Sunday, December 9, 2007





December 10th
McMurdo Antarctica
Time: 11 am
Latitude: 77° 50' South Longitude: 166° 49.10' East
Temperature: -3°C (26°F)
Wind speed: 17kmh (10mph)
Wind Chill: -9° C (15° F)
Clouds: partly cloudy
Wind direction: ENE
Relative Humidity: 28%
Barometric Pressure: rising
Precipitation: 0
Today is another gorgeous day here in Antarctica. Breakfast at 7:30,
then a couple of safety classes, then some blog updates, and later
lunch, mailing packages, and packing for happy camper school which
happens the next two days. The meals here in McMurdo are outstanding.
The folks that run the galley do a very nice job with food and
comfort. There are basically four meals a day; breakfast, lunch,
supper, and mid rats (midnight rations). At every meal there are a
number of entrees from meat to vegetarian options. Last night I had
turkey supper with mash potatoes, cranberry sauce, gravy, and "homemade"

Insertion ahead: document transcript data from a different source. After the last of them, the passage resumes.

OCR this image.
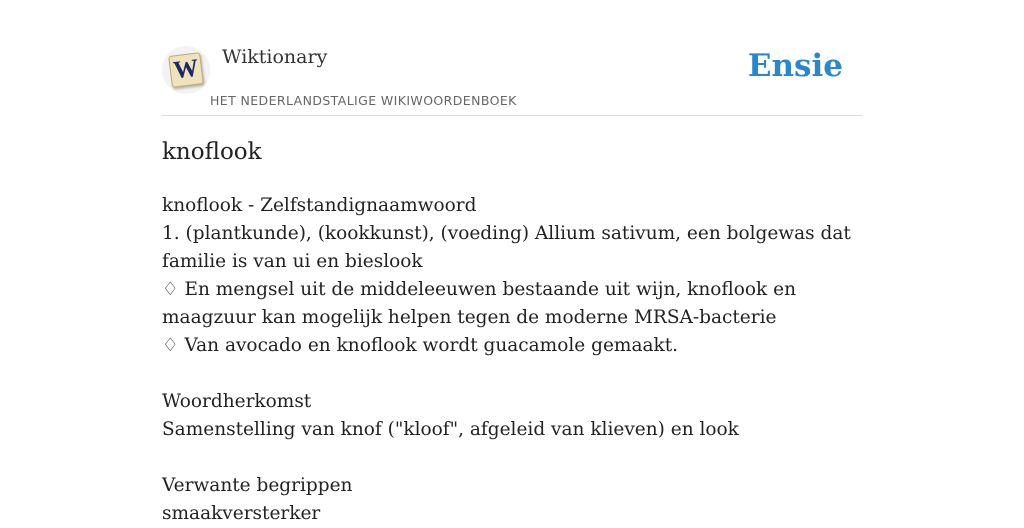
W Wiktionary
HET NEDERLANDSTALIGE WIKIWOORDENBOEK
Ensie
knoflook

knoflook - Zelfstandignaamwoord

1. (plantkunde), (kookkunst), (voeding) Allium sativum, een bolgewas dat familie is van ui en bieslook

♢ En mengsel uit de middeleeuwen bestaande uit wijn, knoflook en maagzuur kan mogelijk helpen tegen de moderne MRSA-bacterie

♢ Van avocado en knoflook wordt guacamole gemaakt.

Woordherkomst

Samenstelling van knof ("kloof", afgeleid van klieven) en look

Verwante begrippen

smaakversterker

bread. About 1000 people might be on station at any one time so that is
a lot of food and a lot of work for the galley staff. I have never had
even a slight bad meal. It is certainly very hard not to gain weight
here even though everyone is burning thousands of calories everyday
working in these conditions. This morning's breakfast was the basic
eggs, bagel, sausage, OJ, and coffee. I could have had Belgian waffles
or omelets, or hot/cold cereal. Always plenty and delicious.

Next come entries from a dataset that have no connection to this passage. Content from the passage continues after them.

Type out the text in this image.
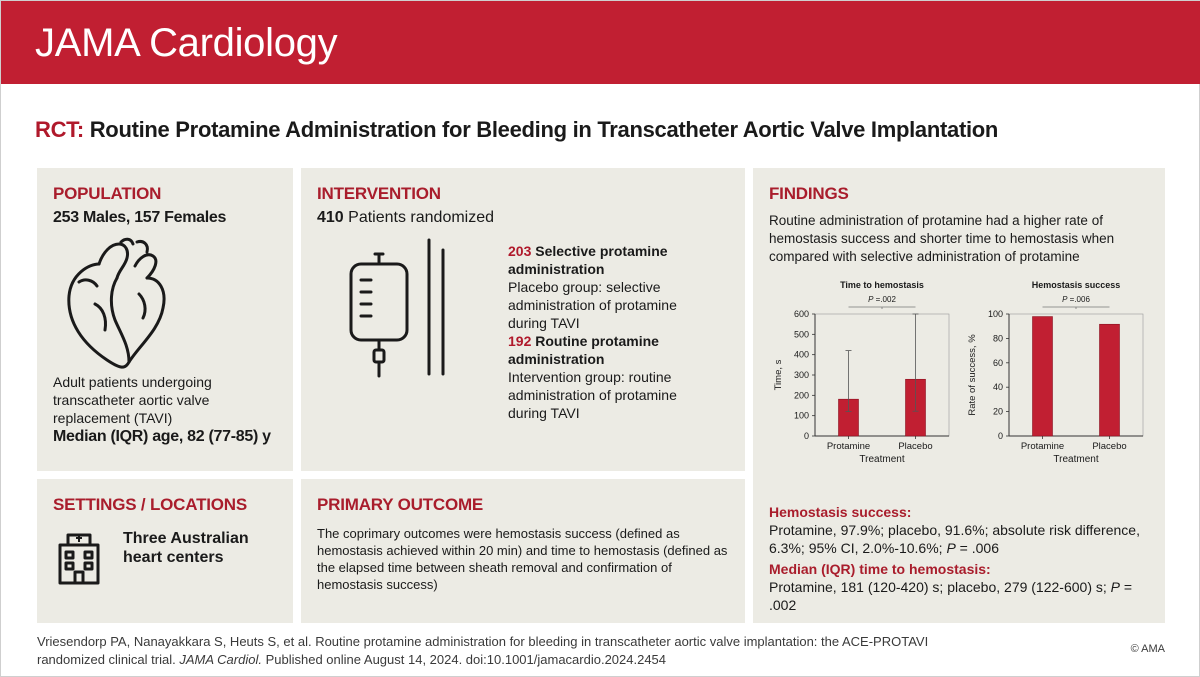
JAMA Cardiology
RCT: Routine Protamine Administration for Bleeding in Transcatheter Aortic Valve Implantation
POPULATION
253 Males, 157 Females
Adult patients undergoing transcatheter aortic valve replacement (TAVI)
Median (IQR) age, 82 (77-85) y
INTERVENTION
410 Patients randomized
203 Selective protamine administration
Placebo group: selective administration of protamine during TAVI
192 Routine protamine administration
Intervention group: routine administration of protamine during TAVI
FINDINGS
Routine administration of protamine had a higher rate of hemostasis success and shorter time to hemostasis when compared with selective administration of protamine
Time to hemostasis
P =.002
0
100
200
300
400
500
600
Time, s
Protamine	Placebo
Treatment
Hemostasis success
P =.006
0
20
40
60
80
100
Rate of success, %
Protamine	Placebo
Treatment
Hemostasis success:
Protamine, 97.9%; placebo, 91.6%; absolute risk difference, 6.3%; 95% CI, 2.0%-10.6%; P = .006
Median (IQR) time to hemostasis:
Protamine, 181 (120-420) s; placebo, 279 (122-600) s; P = .002
SETTINGS / LOCATIONS
Three Australian heart centers
PRIMARY OUTCOME
The coprimary outcomes were hemostasis success (defined as hemostasis achieved within 20 min) and time to hemostasis (defined as the elapsed time between sheath removal and confirmation of hemostasis success)
Vriesendorp PA, Nanayakkara S, Heuts S, et al. Routine protamine administration for bleeding in transcatheter aortic valve implantation: the ACE-PROTAVI
randomized clinical trial. JAMA Cardiol. Published online August 14, 2024. doi:10.1001/jamacardio.2024.2454
© AMA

One of the classes I was required to take to day was on what to do with
trash. might sound silly but there are over a dozen categories of trash
type in the disposal system. Burnables, food, glass, metal, etc etc.
Everything is shipped off the continent back to the US to be recycled
or disposed of in landfills etc. If everyone did what the people here
in Antarctica did the world would be a lot cleaner and waste less
energy. Waste is a very important job here in Antarctica and there are
a number of people that are in charge of the waste disposal system.

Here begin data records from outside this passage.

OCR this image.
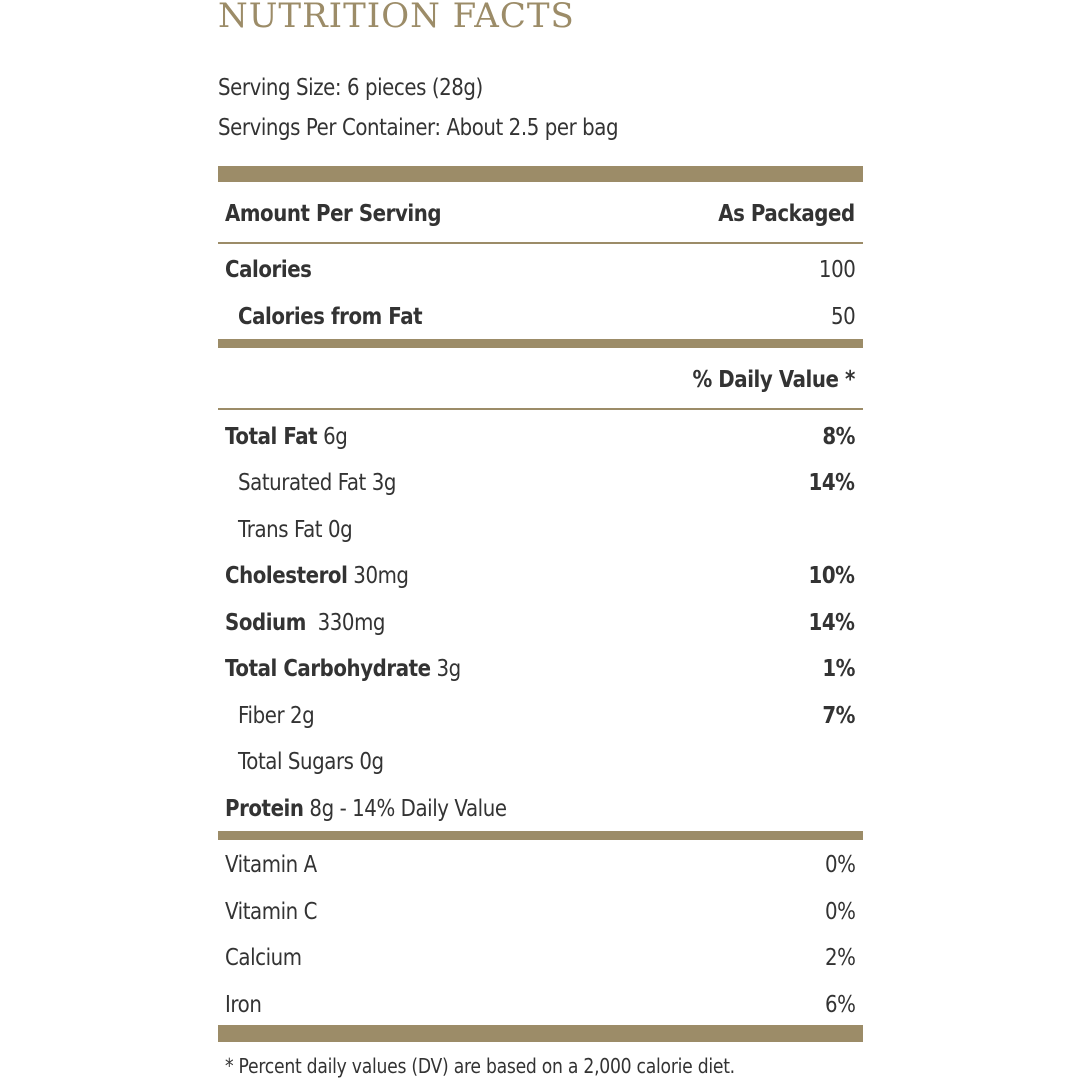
NUTRITION FACTS
Serving Size: 6 pieces (28g)
Servings Per Container: About 2.5 per bag
Amount Per Serving	As Packaged
Calories	100
Calories from Fat	50
% Daily Value *
Total Fat 6g	8%
Saturated Fat 3g	14%
Trans Fat 0g
Cholesterol 30mg	10%
Sodium 330mg	14%
Total Carbohydrate 3g	1%
Fiber 2g	7%
Total Sugars 0g
Protein 8g - 14% Daily Value
Vitamin A	0%
Vitamin C	0%
Calcium	2%
Iron	6%
* Percent daily values (DV) are based on a 2,000 calorie diet.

There are even a number of sites here on the continent that are
designated "clean sites" and you need to have permission to go there.
Helicopters planes etc can land within a certain limit of those areas.
Everyone really tried very hard to keep this continent as clean as
possible.

The
images are of 3794 meters tall Mt Erebus (http://erebus.nmt.edu/) and
Willey field - which is the airport out on the sea ice from which we
will fly out of in late January.

One thing that I have not
mentioned in a while is that all of this is thanks to the National
Science Foundation and Office of Polar Programs. The NSF does an
outstanding job of maintaining, regulating, and directing operations
here in Antarctica. Without the hard working folks at NSF none of this
would happen. The company that does the support services here isRaytheon
Polar Services. Certainly without their support operations, which
includes everything form food service to heavy machinery, science would
not be able to continue in the manner that it does here. As I already
mentioned the 107th Air National Guard directs all the flight operations here, and it is one long swim without their aircraft.